À Gaza, les pires craintes de famine se concrétisent : un dixième enfant serait mort de faim

Les avertissements répétés des organisations humanitaires concernant l’insécurité alimentaire et la famine imminente à Gaza se sont retrouvé au centre des préoccupations vendredi, alors que les autorités de l’enclave annonçaient qu’un dixième enfant était mort de malnutrition et de déshydratation.

« Les chiffres officiels d’hier ou de ce matin font état d’un dixième enfant officiellement enregistré dans un hôpital comme étant mort de faim », a déclaré Christian Lindmeier, porte-parole de l’agence des Nations Unies pour la santé. « C’est un seuil très triste… (mais) on peut malheureusement s’attendre à ce que les chiffres non officiels soient plus élevés. »

Ce développement fait suite à des informations diffusées dans la nuit par les médias selon lesquelles quatre enfants sont morts à l’hôpital Kamal Adwan, dans le nord de la bande de Gaza, en plus des six autres jeunes décédés mercredi dans le même établissement et à l’hôpital Al-Shifa, dans la ville de Gaza.

« Catastrophe » de la faim

Une fillette de Gaza âgée de deux ans subissant un dépistage qui révèle une malnutrition aiguë sévère ainsi qu’une perte de poids et une atrophie musculaire drastiques.

L’aggravation de la crise de l’insécurité alimentaire dans l’enclave – à cause de laquelle, selon le bureau de coordination de l’aide des Nations Unies (OCHA), une personne sur quatre est confrontée à des niveaux catastrophiques d’insécurité alimentaire – a alarmé à nouveau la communauté internationale jeudi, lorsque plus de 100 Palestiniens ont apparemment été tués et des centaines d’autres blessés en tentant d’obtenir de l’aide d’un convoi humanitaire arrêté à un rond-point situé au sud-ouest de la ville de Gaza.

La condamnation rapide de l’événement par le Secrétaire général de l’ONU, António Guterres, qui a également appelé à une enquête indépendante, a été reprise par d’autres hauts responsables de l’ONU, notamment le chef des opérations de secours de l’ONU, Martin Griffiths, alors que des informations font état de la poursuite d’intenses bombardements israéliens aériens, terrestres et maritimes sur une grande partie de la bande de Gaza.

« Nous avons vu des images de l’hôpital Al-Shifa où les victimes des massacres étaient allongées les unes à côté des autres en attente d’un traitement », a déclaré M. Lindmeier, de l’Organisation mondiale de la santé (OMS), à des journalistes à Genève.

Coupure d’eau et d’électricité

« Le système à Gaza – nous avons dit à plusieurs reprises qu’il était à genoux – est plus qu’à genoux », a poursuivi le responsable de l’OMS, expliquant que toutes les « lignes de vie à Gaza ont été plus ou moins coupées », notamment l’eau et l’électricité, immédiatement après les attaques terroristes menées par le Hamas contre des communautés israéliennes le 7 octobre.

Le porte-parole d’OCHA, Jens Laerke, a quant à lui insisté sur le fait qu’avant le conflit, « les gens avaient de la nourriture ; les gens étaient capables de produire leur propre nourriture ».

Aujourd’hui, trouver de la nourriture à Gaza même, que ce soit par l’agriculture ou la pêche, « est presque impossible », a poursuivi M. Laerke. « Mettre de la nourriture sur la table… a complètement cessé.

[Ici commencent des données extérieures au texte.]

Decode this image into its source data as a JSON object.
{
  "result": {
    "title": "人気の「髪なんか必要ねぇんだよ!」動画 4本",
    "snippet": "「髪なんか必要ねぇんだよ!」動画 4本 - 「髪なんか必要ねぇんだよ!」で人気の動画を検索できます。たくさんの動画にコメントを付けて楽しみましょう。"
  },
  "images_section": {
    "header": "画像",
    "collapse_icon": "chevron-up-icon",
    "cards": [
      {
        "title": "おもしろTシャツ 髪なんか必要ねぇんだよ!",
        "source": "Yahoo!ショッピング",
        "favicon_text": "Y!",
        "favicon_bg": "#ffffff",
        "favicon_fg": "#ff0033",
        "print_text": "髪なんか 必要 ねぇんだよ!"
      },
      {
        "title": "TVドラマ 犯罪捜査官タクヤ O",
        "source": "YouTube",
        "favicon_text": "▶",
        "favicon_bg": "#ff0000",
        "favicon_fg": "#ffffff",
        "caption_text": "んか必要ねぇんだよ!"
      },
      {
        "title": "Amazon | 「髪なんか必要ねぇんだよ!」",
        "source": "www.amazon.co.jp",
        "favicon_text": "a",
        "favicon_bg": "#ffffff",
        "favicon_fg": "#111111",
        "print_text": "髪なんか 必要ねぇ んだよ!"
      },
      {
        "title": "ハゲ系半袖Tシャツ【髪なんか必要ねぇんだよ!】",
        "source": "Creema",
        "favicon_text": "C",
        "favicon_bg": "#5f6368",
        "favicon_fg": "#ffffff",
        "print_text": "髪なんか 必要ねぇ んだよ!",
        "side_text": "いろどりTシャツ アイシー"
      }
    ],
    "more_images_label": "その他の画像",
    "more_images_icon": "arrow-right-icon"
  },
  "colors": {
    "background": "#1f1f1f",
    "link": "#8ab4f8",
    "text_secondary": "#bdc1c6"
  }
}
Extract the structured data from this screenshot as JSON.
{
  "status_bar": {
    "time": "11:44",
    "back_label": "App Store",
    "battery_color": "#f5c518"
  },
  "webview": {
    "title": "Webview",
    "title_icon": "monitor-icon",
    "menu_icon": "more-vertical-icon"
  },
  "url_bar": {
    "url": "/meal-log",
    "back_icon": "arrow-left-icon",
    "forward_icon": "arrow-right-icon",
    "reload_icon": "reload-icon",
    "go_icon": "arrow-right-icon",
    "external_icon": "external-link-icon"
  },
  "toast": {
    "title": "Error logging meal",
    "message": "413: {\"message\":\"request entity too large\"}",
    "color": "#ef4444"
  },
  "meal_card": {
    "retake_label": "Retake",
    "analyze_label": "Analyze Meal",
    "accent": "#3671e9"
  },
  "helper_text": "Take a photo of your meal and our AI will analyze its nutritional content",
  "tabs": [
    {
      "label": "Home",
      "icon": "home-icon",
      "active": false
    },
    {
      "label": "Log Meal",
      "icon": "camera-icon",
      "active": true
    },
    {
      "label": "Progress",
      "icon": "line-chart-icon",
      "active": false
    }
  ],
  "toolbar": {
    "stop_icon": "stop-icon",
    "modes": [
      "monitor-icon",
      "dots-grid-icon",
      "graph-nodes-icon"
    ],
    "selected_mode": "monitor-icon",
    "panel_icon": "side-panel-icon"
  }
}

La base même de la subsistance quotidienne des gens est en train de leur être arrachée ».

Les dernières évaluations par les humanitaire de l’insécurité alimentaire – l’indice de classification IPC qui est utilisé comme référence par les agences d’aide – indiquent que l’ensemble de la population de Gaza, soit 2,2 millions de personnes, est confronté à une insécurité alimentaire de niveau « crise », a déclaré le porte-parole de l’OCHA. Sur ce nombre, environ 1,17 million de personnes sont confrontées à des niveaux d’insécurité alimentaire de niveau « urgence », et la situation de 500 000 autres est « catastrophique ».

« Situation effroyable »

« Une situation effroyable arrive vers nous à très grande vitesse », a déclaré M. Laerke, dont les propos font écho à un récent avertissement des organisations humanitaires de l’ONU au Conseil de sécurité, selon lequel la famine dans l’enclave est « presque inévitable » si l’aide n’est pas massivement augmentée.

Selon l’UNRWA, l’agence des Nations Unies pour les réfugiés palestiniens, la quantité d’aide parvenue à Gaza en février ne représentait que la moitié du total de janvier, « et nous savons que janvier n’était pas du tout suffisant », a déclaré le porte-parole de l’OMS.

La semaine dernière, le Conseil a entendu des exposés d’organisations humanitaires de premier plan, notamment de l’organisation caritative Médecins sans frontières, qui ont indiqué que le schéma selon lequel s’est déroulée la série d’attaques menées par les forces israéliennes contre des hôpitaux et d’autres bâtiments civils, ainsi que contre le personnel et les convois humanitaires, révélait que ces attaques étaient « soit intentionnelles, soit révélatrices d’une incompétence irresponsable ».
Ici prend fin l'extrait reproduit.